Exposition numérique 3

Après Malraux, on peut imaginer aujourd’hui un Musée imaginaire en temps-réel, un peu comme le fait Flickr en publiant en temps réel les dernières photos mises en lignes par les usagers.

Le numérique a l’avantage aussi de permettre de dépasser les contraintes matérielles du format de l’imprimé. Pour les oeuvres d’art, architecture, lieu, en fait pour tous les objets plus petits que le livre, l’imprimé rapetisse, parfois dans des proportions immenses. Comme si pour tous ces objets, le livre était une carte avec une échelle: on peut imaginer calculer l’échelle de reproduction des images, comme en cartographie. La place Saint-Pierre sur une carte postale, cela a quelle échelle? Pour les images, le numérique permet de changer d’échelle, mais à partir du moment où l’objet représenté est plus grand que l’écran ou le livre, sa représentation devient une miniaturisation.

L’imprimé ou le Monde miniaturisé: 1) avantage du livre qui rend la culture et la connaissance portative et accessible 2) limite du livre pour une expérience plus entière, plus complète avec les objets originaux. Le succès d’Imax ne s’explique pas autrement: par l’agrandissement de petits objets, mais aussi par la possibilité d’adopter une échelle de représentation plus près des dimensions des objets représentés.

Donc, le numérique rend possible la création de « livres géants« , totalement surdimensionnés, comme l’a bien montré le Moulin à images de Lepage, à Québec. L’affichage commerciale a compris depuis longtemps la puissance évocatrice et visuelle des grands formats.

Première exposition numérique universelle: les villes dans la culture

Small is (not always) beautiful

La culture à Lilliput

Papa, Apple a rapetissé la culture

16 x 9, et le 5 x 7 , à peine plus grand qu’une fiche bibliographique!

Les lieux communs de diffusion doivent ajouter à l’expérience collective: événements culturels partagés, en temps réel / temps personnel?
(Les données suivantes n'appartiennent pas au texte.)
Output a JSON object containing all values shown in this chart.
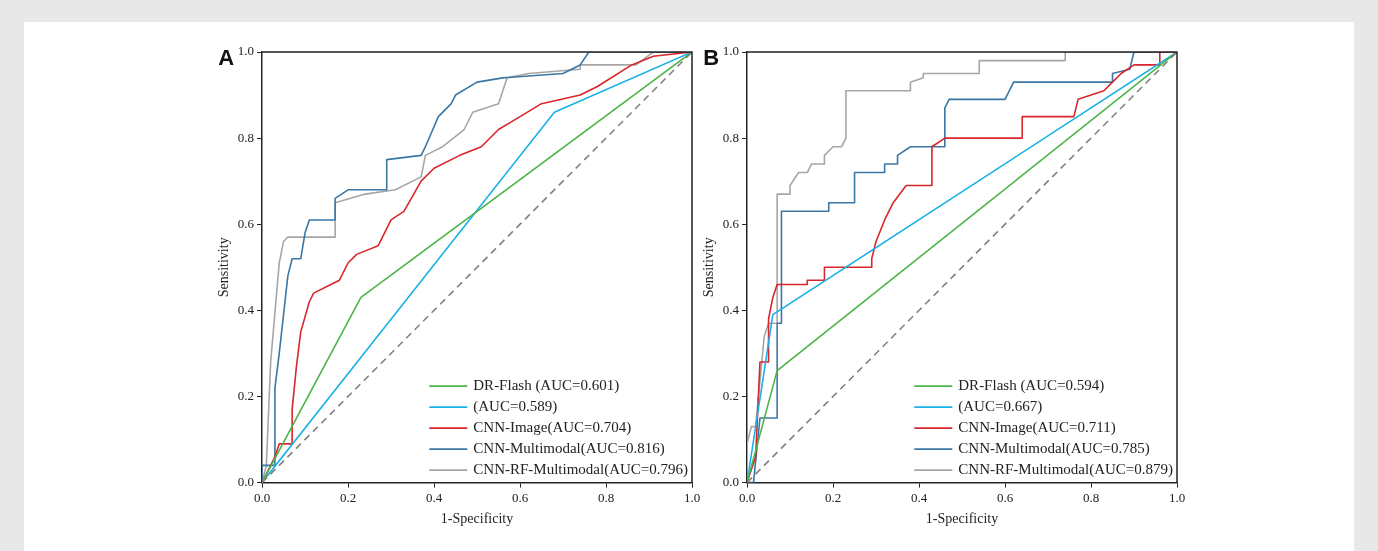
{
  "chart_data": [
    {
      "type": "line",
      "title": "A",
      "xlabel": "1-Specificity",
      "ylabel": "Sensitivity",
      "xlim": [
        0,
        1
      ],
      "ylim": [
        0,
        1
      ],
      "legend": "bottom right",
      "xticks": [
        {
          "value": 0,
          "label": "0.0"
        },
        {
          "value": 0.2,
          "label": "0.2"
        },
        {
          "value": 0.4,
          "label": "0.4"
        },
        {
          "value": 0.6,
          "label": "0.6"
        },
        {
          "value": 0.8,
          "label": "0.8"
        },
        {
          "value": 1,
          "label": "1.0"
        }
      ],
      "yticks": [
        {
          "value": 0,
          "label": "0.0"
        },
        {
          "value": 0.2,
          "label": "0.2"
        },
        {
          "value": 0.4,
          "label": "0.4"
        },
        {
          "value": 0.6,
          "label": "0.6"
        },
        {
          "value": 0.8,
          "label": "0.8"
        },
        {
          "value": 1,
          "label": "1.0"
        }
      ],
      "series": [
        {
          "color": "#808080",
          "line_style": "dashed",
          "x": [
            0,
            1
          ],
          "values": [
            0,
            1
          ]
        },
        {
          "name": "DR-Flash (AUC=0.601)",
          "color": "#4cb548",
          "x": [
            0,
            0.23,
            1
          ],
          "values": [
            0,
            0.43,
            1
          ]
        },
        {
          "name": "(AUC=0.589)",
          "color": "#1ab0e8",
          "x": [
            0,
            0.68,
            1
          ],
          "values": [
            0,
            0.86,
            1
          ]
        },
        {
          "name": "CNN-Image(AUC=0.704)",
          "color": "#d9262c",
          "x": [
            0,
            0.03,
            0.04,
            0.07,
            0.07,
            0.08,
            0.09,
            0.11,
            0.12,
            0.16,
            0.18,
            0.2,
            0.22,
            0.27,
            0.3,
            0.33,
            0.37,
            0.4,
            0.46,
            0.51,
            0.55,
            0.6,
            0.65,
            0.74,
            0.78,
            0.86,
            0.91,
            1
          ],
          "values": [
            0,
            0.06,
            0.09,
            0.09,
            0.17,
            0.27,
            0.35,
            0.42,
            0.44,
            0.46,
            0.47,
            0.51,
            0.53,
            0.55,
            0.61,
            0.63,
            0.7,
            0.73,
            0.76,
            0.78,
            0.82,
            0.85,
            0.88,
            0.9,
            0.92,
            0.97,
            0.99,
            1
          ]
        },
        {
          "name": "CNN-Multimodal(AUC=0.816)",
          "color": "#3a77a5",
          "x": [
            0,
            0,
            0.03,
            0.03,
            0.04,
            0.06,
            0.07,
            0.09,
            0.1,
            0.11,
            0.17,
            0.17,
            0.2,
            0.29,
            0.29,
            0.37,
            0.38,
            0.41,
            0.44,
            0.45,
            0.5,
            0.56,
            0.7,
            0.74,
            0.76,
            1
          ],
          "values": [
            0,
            0.04,
            0.04,
            0.22,
            0.3,
            0.48,
            0.52,
            0.52,
            0.58,
            0.61,
            0.61,
            0.66,
            0.68,
            0.68,
            0.75,
            0.76,
            0.78,
            0.85,
            0.88,
            0.9,
            0.93,
            0.94,
            0.95,
            0.97,
            1,
            1
          ]
        },
        {
          "name": "CNN-RF-Multimodal(AUC=0.796)",
          "color": "#a6a6a6",
          "x": [
            0,
            0.01,
            0.02,
            0.04,
            0.05,
            0.06,
            0.17,
            0.17,
            0.24,
            0.31,
            0.37,
            0.38,
            0.42,
            0.47,
            0.49,
            0.55,
            0.57,
            0.62,
            0.74,
            0.74,
            0.87,
            0.91,
            1
          ],
          "values": [
            0,
            0.04,
            0.28,
            0.51,
            0.56,
            0.57,
            0.57,
            0.65,
            0.67,
            0.68,
            0.71,
            0.76,
            0.78,
            0.82,
            0.86,
            0.88,
            0.94,
            0.95,
            0.96,
            0.97,
            0.97,
            1,
            1
          ]
        }
      ]
    },
    {
      "type": "line",
      "title": "B",
      "xlabel": "1-Specificity",
      "ylabel": "Sensitivity",
      "xlim": [
        0,
        1
      ],
      "ylim": [
        0,
        1
      ],
      "legend": "bottom right",
      "xticks": [
        {
          "value": 0,
          "label": "0.0"
        },
        {
          "value": 0.2,
          "label": "0.2"
        },
        {
          "value": 0.4,
          "label": "0.4"
        },
        {
          "value": 0.6,
          "label": "0.6"
        },
        {
          "value": 0.8,
          "label": "0.8"
        },
        {
          "value": 1,
          "label": "1.0"
        }
      ],
      "yticks": [
        {
          "value": 0,
          "label": "0.0"
        },
        {
          "value": 0.2,
          "label": "0.2"
        },
        {
          "value": 0.4,
          "label": "0.4"
        },
        {
          "value": 0.6,
          "label": "0.6"
        },
        {
          "value": 0.8,
          "label": "0.8"
        },
        {
          "value": 1,
          "label": "1.0"
        }
      ],
      "series": [
        {
          "color": "#808080",
          "line_style": "dashed",
          "x": [
            0,
            1
          ],
          "values": [
            0,
            1
          ]
        },
        {
          "name": "DR-Flash (AUC=0.594)",
          "color": "#4cb548",
          "x": [
            0,
            0.07,
            1
          ],
          "values": [
            0,
            0.26,
            1
          ]
        },
        {
          "name": "(AUC=0.667)",
          "color": "#1ab0e8",
          "x": [
            0,
            0.06,
            1
          ],
          "values": [
            0,
            0.39,
            1
          ]
        },
        {
          "name": "CNN-Image(AUC=0.711)",
          "color": "#d9262c",
          "x": [
            0,
            0.02,
            0.03,
            0.05,
            0.05,
            0.06,
            0.07,
            0.14,
            0.14,
            0.18,
            0.18,
            0.29,
            0.29,
            0.3,
            0.32,
            0.34,
            0.37,
            0.43,
            0.43,
            0.46,
            0.64,
            0.64,
            0.76,
            0.77,
            0.83,
            0.85,
            0.87,
            0.9,
            0.96,
            0.96,
            1
          ],
          "values": [
            0,
            0.06,
            0.28,
            0.28,
            0.38,
            0.43,
            0.46,
            0.46,
            0.47,
            0.47,
            0.5,
            0.5,
            0.52,
            0.56,
            0.61,
            0.65,
            0.69,
            0.69,
            0.78,
            0.8,
            0.8,
            0.85,
            0.85,
            0.89,
            0.91,
            0.93,
            0.95,
            0.97,
            0.97,
            1,
            1
          ]
        },
        {
          "name": "CNN-Multimodal(AUC=0.785)",
          "color": "#3a77a5",
          "x": [
            0,
            0.015,
            0.03,
            0.07,
            0.07,
            0.08,
            0.08,
            0.19,
            0.19,
            0.25,
            0.25,
            0.32,
            0.32,
            0.35,
            0.35,
            0.38,
            0.46,
            0.46,
            0.47,
            0.6,
            0.62,
            0.85,
            0.85,
            0.89,
            0.9,
            1
          ],
          "values": [
            0,
            0,
            0.15,
            0.15,
            0.37,
            0.37,
            0.63,
            0.63,
            0.65,
            0.65,
            0.72,
            0.72,
            0.74,
            0.74,
            0.76,
            0.78,
            0.78,
            0.87,
            0.89,
            0.89,
            0.93,
            0.93,
            0.95,
            0.96,
            1,
            1
          ]
        },
        {
          "name": "CNN-RF-Multimodal(AUC=0.879)",
          "color": "#a6a6a6",
          "x": [
            0,
            0,
            0.01,
            0.02,
            0.04,
            0.05,
            0.07,
            0.07,
            0.1,
            0.1,
            0.12,
            0.14,
            0.15,
            0.18,
            0.18,
            0.2,
            0.22,
            0.23,
            0.23,
            0.38,
            0.38,
            0.41,
            0.41,
            0.54,
            0.54,
            0.74,
            0.74,
            1
          ],
          "values": [
            0,
            0.09,
            0.13,
            0.13,
            0.34,
            0.37,
            0.37,
            0.67,
            0.67,
            0.69,
            0.72,
            0.72,
            0.74,
            0.74,
            0.76,
            0.78,
            0.78,
            0.8,
            0.91,
            0.91,
            0.93,
            0.94,
            0.95,
            0.95,
            0.98,
            0.98,
            1,
            1
          ]
        }
      ]
    }
  ]
}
Tous les imprimés sont plus grands que le Ipad! Journaux, revues, affiches, etc. Tous sera de la grandeur d’un Kindle et d’un Ipad, toutes les peintures, toutes

Dans le monde du cinéma, la techno permet d’agrandir l’expérience (grands écrans) pour la rapprocher de la diffusion optimale offert par les cinémas. Mais il n’y pas de bibliothèque maison! L’imprimé rapetisse dans le numérique: format, qualité, etc. Un IPod ne contient pas de petits 33 tours.

Comment mettre en valeur la richesse documentaire rendue accessible à travers les importants programmes de numérisation entrepris par les institutions (bibliothèques, musées, etc.)? En ce moment, on augmente l’offre tellement que la performance de la recherche, la capacité d’exploiter et de mise en valeur des contenus diminuent… D’un côté, les entreprises privées développent, innovent et créent de nouveaux supports, de nouveaux interfaces et mode de consultation/édition ; de l’autre, les institutions mettent en ligne des millions de textes, images et contenus sonores. Comment utiliser les premiers pour diffuser les seconds?

Penser une institution nouvelle, un macro-support (un macro Ipad) pour diffuser tout ça. S’il y avait un Ipad grand comme un écran Imax, pourvu des mêmes fonctionnalités pour une projection collective, quel produit / oeuvre/ production les créateurs de tous horizons pourraient-ils créer? On peut imaginer un outil pour produire autant de Moulin à Images qu’il y aurait des commmissaires (curateurs).

Diffuser des parcours de recherches, de découvertes, des oeuvres multimédias imaginaires, délocalisés…

Chaîne de diffusion des collections numériques mondiales?

Une bibliothèque, un musée, un centre d’archives, sont toujours une sélection.